MANCHESTER — Fourth-grader Tiffany Murphy didn't mind getting her hands dirty Thursday as she planted a tree with her Ebb Valley Elementary School classmates.
The school, which received a grant from the Chesapeake Bay Trust, celebrated Earth Day with the help of the Carroll County Bureau of Resource Management in part by planting trees.
"We're learning about how to keep our school green and how to keep our plants healthy," Tiffany said.
Watershed Grants analyst Theresa Amoss coordinated the event, during which about 80 fourth-grade students participated in a tree planting with guidance from forest conservation specialist Jim Bowman. In addition, the students checked out the nearby stream's insect activity with help from water resource supervisor Byron Madigan and water resource specialists Tracy Eberhard, Rob Flora, and Pat Page.
"The students got to do a stream study at the Thomas Tree Farm. They captured insects with nets and identified how they were beneficial to the environment," fourth-grade teacher Dolly Mersinger said.
The students also planted native herbaceous plants like wildflowers in a bioretention facility near the school's entrance.

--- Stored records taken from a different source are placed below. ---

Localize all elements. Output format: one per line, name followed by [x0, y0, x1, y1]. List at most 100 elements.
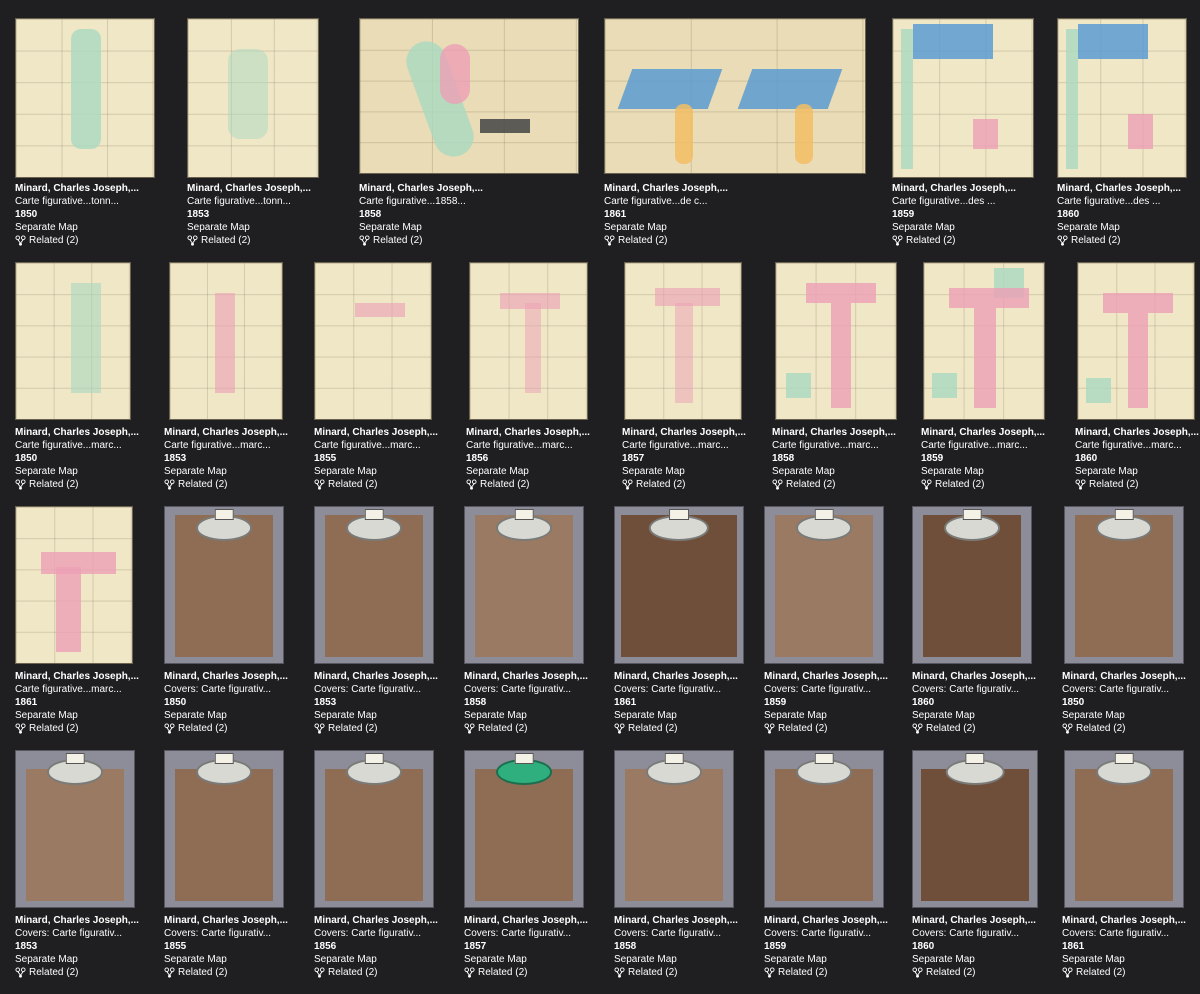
- cover-thumbnail[interactable]: [164, 750, 284, 908]
- related-label: Related (2): [178, 479, 228, 490]
- item-author[interactable]: Minard, Charles Joseph,...: [614, 914, 764, 927]
- item-author[interactable]: Minard, Charles Joseph,...: [614, 670, 764, 683]
- related-link[interactable]: Related (2): [164, 722, 314, 735]
- map-thumbnail[interactable]: [15, 506, 133, 664]
- related-link[interactable]: Related (2): [15, 722, 165, 735]
- related-label: Related (2): [786, 479, 836, 490]
- related-link[interactable]: Related (2): [764, 966, 914, 979]
- map-thumbnail[interactable]: [187, 18, 319, 178]
- item-author[interactable]: Minard, Charles Joseph,...: [764, 670, 914, 683]
- item-year: 1861: [604, 209, 627, 220]
- related-link[interactable]: Related (2): [1075, 478, 1200, 491]
- item-author[interactable]: Minard, Charles Joseph,...: [764, 914, 914, 927]
- cover-thumbnail[interactable]: [314, 750, 434, 908]
- item-author[interactable]: Minard, Charles Joseph,...: [15, 426, 165, 439]
- map-thumbnail[interactable]: [624, 262, 742, 420]
- item-year: 1850: [15, 209, 38, 220]
- map-thumbnail[interactable]: [359, 18, 579, 174]
- item-author[interactable]: Minard, Charles Joseph,...: [15, 670, 165, 683]
- item-author[interactable]: Minard, Charles Joseph,...: [912, 914, 1062, 927]
- item-author[interactable]: Minard, Charles Joseph,...: [1062, 670, 1200, 683]
- cover-thumbnail[interactable]: [15, 750, 135, 908]
- cover-thumbnail[interactable]: [764, 750, 884, 908]
- item-author[interactable]: Minard, Charles Joseph,...: [359, 182, 509, 195]
- item-author[interactable]: Minard, Charles Joseph,...: [15, 914, 165, 927]
- results-row-4: Minard, Charles Joseph,... Covers: Carte…: [0, 750, 1200, 980]
- cover-thumbnail[interactable]: [764, 506, 884, 664]
- cover-thumbnail[interactable]: [912, 506, 1032, 664]
- map-thumbnail[interactable]: [15, 262, 131, 420]
- item-author[interactable]: Minard, Charles Joseph,...: [164, 426, 314, 439]
- map-thumbnail[interactable]: [923, 262, 1045, 420]
- item-author[interactable]: Minard, Charles Joseph,...: [164, 914, 314, 927]
- related-link[interactable]: Related (2): [1062, 966, 1200, 979]
- related-link[interactable]: Related (2): [772, 478, 922, 491]
- related-link[interactable]: Related (2): [614, 966, 764, 979]
- related-link[interactable]: Related (2): [359, 234, 509, 247]
- cover-thumbnail[interactable]: [1064, 506, 1184, 664]
- map-thumbnail[interactable]: [892, 18, 1034, 178]
- cover-thumbnail[interactable]: [1064, 750, 1184, 908]
- map-thumbnail[interactable]: [169, 262, 283, 420]
- map-thumbnail[interactable]: [775, 262, 897, 420]
- related-link[interactable]: Related (2): [892, 234, 1042, 247]
- related-link[interactable]: Related (2): [921, 478, 1071, 491]
- item-author[interactable]: Minard, Charles Joseph,...: [892, 182, 1042, 195]
- cover-thumbnail[interactable]: [464, 750, 584, 908]
- related-link[interactable]: Related (2): [15, 478, 165, 491]
- item-author[interactable]: Minard, Charles Joseph,...: [1062, 914, 1200, 927]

This part of the project was led by watershed restoration engineer Chris Heyn and watershed management specialist Myron Frock.
"It's like big bathtub," fourth-grader Carsyn Miserandino said of the bioretention facility. "I learned that the soil filters out things because it's made mostly of sand, soil and wood chips."
The group learned about stormwater management with stormwater engineer Martin Covington and flood plain management specialist Pat Varga.
"I like the rain garden because you can get dirty," fourth-grader Piper Cook said.
Fourth-grader Rowan Poth said the day was great because he learned how trees help the environment and what lives in the school's nearby stream.
"Planting the trees was fun," Rowan said. "And we found lots of worms in the stream."